Description
Hi, I'm testing out flox (with dask) as replacement for scala based zonal stats on global rasters (30m resolution) and getting promising results in performance with cleaner and much smaller code! However I'm running into this memory issue that I wanted to see if has cleaner solution than what I'm doing now.
Here is the simple code for calculating tree cover loss area at three political boundary levels, grouped by a total of six dask array layers with expected_groups sizes of (23, 5, 7, 248, 854, 86).
tcl_by_year = xarray_reduce(
areas.band_data,
tcl_data,
drivers_data,
tcd_thresholds_data,
gadm_adm0_data,
gadm_adm1_data,
gadm_adm2_data,
func='sum',
expected_groups=(tcl_years, drivers_cats, tcd_threshold_levels, gadm_adm0_ids, gadm_adm1_ids, gadm_adm2_ids),
).compute()
That runs into this error:
MemoryError: Unable to allocate 109 GiB for an array with shape (14662360160,) and data type int64
I'm getting around this by chunking the group-by layer with the highest unique labels (854) and doing the above in a dask delayed function over the chunks and concatenating the results.
from dask import delayed
chunk_size = 200
tasks = [
delayed(reduce_chunk)(gadm_adm2_ids[i:i+chunk_size])
for i in range(0, len(gadm_adm2_ids), chunk_size)
]
results = dask.compute(*tasks)
combined = xr.concat(results, dim="gadm_adm2")
chunked = final.chunk({'tcl_year':-1, 'drivers':-1, 'tcd_threshold': -1, 'gadm_adm0':1, 'gadm_adm2':-1, 'gadm_adm1':-1})
chunked.to_zarr("s3://**/gadm_results.zarr", mode="w")
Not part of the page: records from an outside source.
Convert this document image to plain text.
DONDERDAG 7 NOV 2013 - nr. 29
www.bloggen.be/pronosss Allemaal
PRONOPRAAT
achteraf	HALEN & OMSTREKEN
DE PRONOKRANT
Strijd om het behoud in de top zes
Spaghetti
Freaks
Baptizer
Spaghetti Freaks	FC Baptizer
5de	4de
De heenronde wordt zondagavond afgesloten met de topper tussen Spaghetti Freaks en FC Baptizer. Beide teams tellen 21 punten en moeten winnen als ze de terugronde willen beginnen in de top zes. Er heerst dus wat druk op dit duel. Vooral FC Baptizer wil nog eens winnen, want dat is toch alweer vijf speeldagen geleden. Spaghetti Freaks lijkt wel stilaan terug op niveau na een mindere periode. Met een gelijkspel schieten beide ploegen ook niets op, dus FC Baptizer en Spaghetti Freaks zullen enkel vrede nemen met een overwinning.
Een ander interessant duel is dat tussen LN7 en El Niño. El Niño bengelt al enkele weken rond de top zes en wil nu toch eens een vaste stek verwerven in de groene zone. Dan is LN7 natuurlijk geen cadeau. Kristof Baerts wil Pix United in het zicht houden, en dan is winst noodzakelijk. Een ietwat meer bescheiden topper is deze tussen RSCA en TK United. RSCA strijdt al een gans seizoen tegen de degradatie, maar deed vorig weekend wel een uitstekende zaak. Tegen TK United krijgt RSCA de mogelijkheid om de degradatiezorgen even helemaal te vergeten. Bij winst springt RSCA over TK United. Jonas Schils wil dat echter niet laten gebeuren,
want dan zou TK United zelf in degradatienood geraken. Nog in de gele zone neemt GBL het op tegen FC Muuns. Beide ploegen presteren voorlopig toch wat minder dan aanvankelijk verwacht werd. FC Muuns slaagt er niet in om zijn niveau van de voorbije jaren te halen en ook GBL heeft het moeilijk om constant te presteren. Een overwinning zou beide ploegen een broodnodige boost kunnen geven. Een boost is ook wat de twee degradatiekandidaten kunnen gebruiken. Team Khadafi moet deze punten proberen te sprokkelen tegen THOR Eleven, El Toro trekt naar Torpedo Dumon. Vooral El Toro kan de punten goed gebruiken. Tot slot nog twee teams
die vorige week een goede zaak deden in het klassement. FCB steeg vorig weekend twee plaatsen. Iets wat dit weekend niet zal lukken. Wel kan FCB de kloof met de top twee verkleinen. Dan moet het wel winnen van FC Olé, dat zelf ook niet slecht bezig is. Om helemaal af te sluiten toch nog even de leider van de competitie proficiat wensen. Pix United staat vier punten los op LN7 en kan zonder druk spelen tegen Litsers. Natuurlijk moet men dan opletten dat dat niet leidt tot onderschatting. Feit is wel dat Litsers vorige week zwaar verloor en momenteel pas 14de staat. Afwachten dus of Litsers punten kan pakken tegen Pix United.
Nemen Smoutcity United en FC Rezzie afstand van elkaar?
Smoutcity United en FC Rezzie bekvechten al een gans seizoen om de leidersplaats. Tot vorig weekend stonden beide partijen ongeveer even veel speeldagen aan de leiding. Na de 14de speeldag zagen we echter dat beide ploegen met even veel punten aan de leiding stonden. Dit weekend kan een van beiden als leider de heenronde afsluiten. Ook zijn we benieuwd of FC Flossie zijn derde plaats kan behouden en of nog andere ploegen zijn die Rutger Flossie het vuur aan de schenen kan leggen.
This works but I may not be persisting some of these layers correctly for use by the expected_group chunks and runs slower than expected. Is there a more efficient and elegant way to handle this situation? It'd be great for example if this MultiIndex can be built dynamically in the workers with the available groups. Thanks.
Environment:
Flox: 0.10.1
Dask: 2025.2.0
Numpy: 2.2.3
Xarray: 2025.1.2